Both SEALAB divers and COMEX approached Rolex with this issue, who responded with an innovative solution. A small one-way pressure relief valve was added to the side of the watchcase. As pressure inside built, the valve would open, releasing the helium. Rolex patented the gas escape valve and used it on its Sea-Dweller, a watch built for perhaps the narrowest target market: commercial and military saturation divers. Despite its niche appeal, the helium release valve is found on many dive watches today, much to the confusion of their owners, who will never find themselves breathing heliox hundreds of feet beneath the North Sea.
4) Omega Seamaster 600 Plongeur Professionel
At the same time COMEX was working with Rolex on the development of the Sea-Dweller, it was also in talks with Omega for the creation of their own commercial diving super-watch. Omega took a different approach to the helium gas problem. Instead of building in a relief valve, the company decided to simply make its watch impenetrable, even to the tiniest atoms. This led to the creation of a massive monobloc-cased leviathan officially called the Seamaster 600 Plongeur Professionel (Professional Diver) but known to most people today as the “Ploprof”.
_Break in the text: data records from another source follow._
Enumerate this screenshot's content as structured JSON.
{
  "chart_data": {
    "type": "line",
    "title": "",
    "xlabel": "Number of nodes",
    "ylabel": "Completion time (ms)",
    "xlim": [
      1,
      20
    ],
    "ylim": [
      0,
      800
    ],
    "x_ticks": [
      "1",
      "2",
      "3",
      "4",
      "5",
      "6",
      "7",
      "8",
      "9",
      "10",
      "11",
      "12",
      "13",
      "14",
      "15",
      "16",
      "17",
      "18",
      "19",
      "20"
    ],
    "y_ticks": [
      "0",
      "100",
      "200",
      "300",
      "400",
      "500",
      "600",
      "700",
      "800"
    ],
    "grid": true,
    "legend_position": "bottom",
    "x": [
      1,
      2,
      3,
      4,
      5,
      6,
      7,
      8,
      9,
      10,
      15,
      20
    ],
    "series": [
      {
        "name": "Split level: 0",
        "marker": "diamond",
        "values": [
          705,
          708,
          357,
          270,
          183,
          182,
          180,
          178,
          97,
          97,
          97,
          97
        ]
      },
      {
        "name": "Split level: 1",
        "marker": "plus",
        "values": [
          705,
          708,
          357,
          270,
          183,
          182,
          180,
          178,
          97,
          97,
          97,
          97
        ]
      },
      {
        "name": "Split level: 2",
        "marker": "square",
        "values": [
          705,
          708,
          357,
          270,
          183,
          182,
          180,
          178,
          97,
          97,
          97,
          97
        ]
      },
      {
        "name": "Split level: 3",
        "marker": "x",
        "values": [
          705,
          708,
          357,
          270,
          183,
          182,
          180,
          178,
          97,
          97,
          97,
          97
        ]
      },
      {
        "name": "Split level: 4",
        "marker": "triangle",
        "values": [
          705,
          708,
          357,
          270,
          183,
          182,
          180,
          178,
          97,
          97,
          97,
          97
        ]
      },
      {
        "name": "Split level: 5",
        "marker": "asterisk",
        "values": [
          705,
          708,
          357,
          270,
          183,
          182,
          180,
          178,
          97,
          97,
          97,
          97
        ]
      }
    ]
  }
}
The watch left any notion of everyday wearing behind; it was huge and heavy, with a squared-off profile. The crown protruded from the left side of the case, protected by a block of steel and its massive fluted bezel could only be turned by pressing a bright release button while twisting. The Ploprof was rated for 600m of water resistance but in reality, it was tested to more than twice that pressure. The watch took four years to develop, finally making its debut in 1970, though not to much commercial success, due in large part to its unconventional looks and gargantuan size.
5) Doxa SUB 300T
As commercial diving was booming, so, too, did recreational scuba diving as a pastime for adventurous travellers. These divers still needed a reliable time reference and, although by the late 1960s there were plenty of diving watches available, most were stark timepieces based on military-spec designs. Doxa, a small brand based in Le Locle, started with a blank sheet of paper, not unlike Maloubier did for his military dive watch, and designed the perfect watch for the recreational diver. The result was the SUB 300T, one of the most completely purpose-built timepieces ever devised.
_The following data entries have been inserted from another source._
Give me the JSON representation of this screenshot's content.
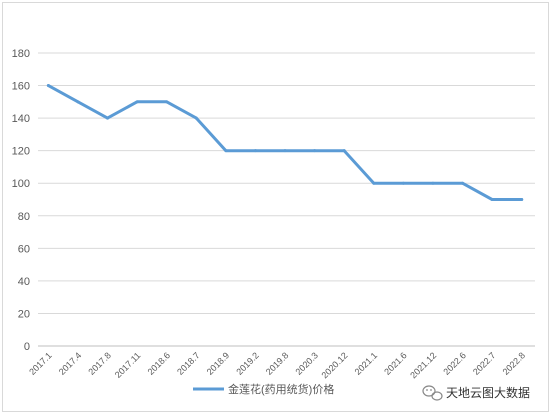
{
  "chart_data": {
    "type": "line",
    "title": "",
    "xlabel": "",
    "ylabel": "",
    "ylim": [
      0,
      180
    ],
    "yticks": [
      0,
      20,
      40,
      60,
      80,
      100,
      120,
      140,
      160,
      180
    ],
    "grid": true,
    "legend_position": "bottom",
    "categories": [
      "2017.1",
      "2017.4",
      "2017.8",
      "2017.11",
      "2018.6",
      "2018.7",
      "2018.9",
      "2019.2",
      "2019.8",
      "2020.3",
      "2020.12",
      "2021.1",
      "2021.6",
      "2021.12",
      "2022.6",
      "2022.7",
      "2022.8"
    ],
    "series": [
      {
        "name": "金莲花(药用统货)价格",
        "color": "#5b9bd5",
        "values": [
          160,
          150,
          140,
          150,
          150,
          140,
          120,
          120,
          120,
          120,
          120,
          100,
          100,
          100,
          100,
          90,
          90
        ]
      }
    ]
  },
  "watermark": {
    "text": "天地云图大数据",
    "icon": "wechat-icon"
  }
}
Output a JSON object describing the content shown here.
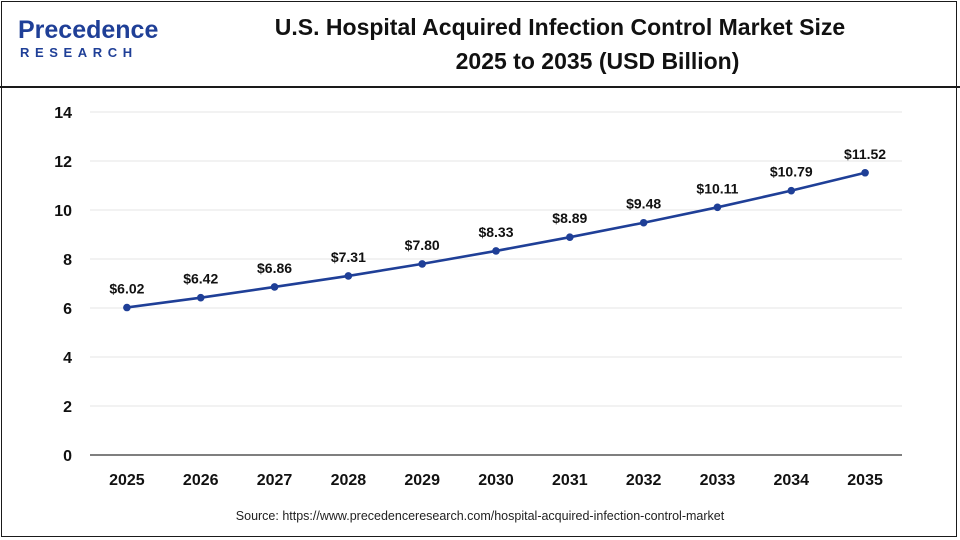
{
  "logo": {
    "main": "Precedence",
    "sub": "RESEARCH"
  },
  "title": {
    "line1": "U.S. Hospital Acquired Infection Control Market Size",
    "line2": "2025 to 2035 (USD Billion)"
  },
  "source": "Source: https://www.precedenceresearch.com/hospital-acquired-infection-control-market",
  "colors": {
    "line": "#1f3f97",
    "marker": "#1f3f97",
    "grid": "#e6e6e6",
    "axis": "#333333",
    "brand": "#1f3f97"
  },
  "chart_data": {
    "type": "line",
    "categories": [
      "2025",
      "2026",
      "2027",
      "2028",
      "2029",
      "2030",
      "2031",
      "2032",
      "2033",
      "2034",
      "2035"
    ],
    "values": [
      6.02,
      6.42,
      6.86,
      7.31,
      7.8,
      8.33,
      8.89,
      9.48,
      10.11,
      10.79,
      11.52
    ],
    "data_labels": [
      "$6.02",
      "$6.42",
      "$6.86",
      "$7.31",
      "$7.80",
      "$8.33",
      "$8.89",
      "$9.48",
      "$10.11",
      "$10.79",
      "$11.52"
    ],
    "y_ticks": [
      "0",
      "2",
      "4",
      "6",
      "8",
      "10",
      "12",
      "14"
    ],
    "ylim": [
      0,
      14
    ],
    "grid": true,
    "legend": "none"
  }
}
Nothing about the SUB 300T was compromised for topside use. Its trademark orange dial and huge tritium markers provided unmistakable legibility in dark or murky conditions. The hour hand, unimportant on a bottom timer, was shrunk until it was almost vestigial while the all-important minute hand was enlarged and the sweep seconds hand had a big blocky flag at its terminus. The rotating elapsed-time bezel, which stood high off the tonneau-shaped case, had a saw-tooth edge for optimum grip with wet hands and engraved on its steel surface were not only time markings but also the associated depths at which a diver could stay before having to decompress. Finally, the Doxa’s steel bracelet had a spring-loaded expanding clasp for use over a wetsuit sleeve. When it debuted, the SUB 300T was the purest form of diving watch and wearing one left little doubt as to your hobbies. So respected was the watch that Jacques Cousteau wore one and endorsed it by it exclusively wearing it through his years in the US Divers Corporation.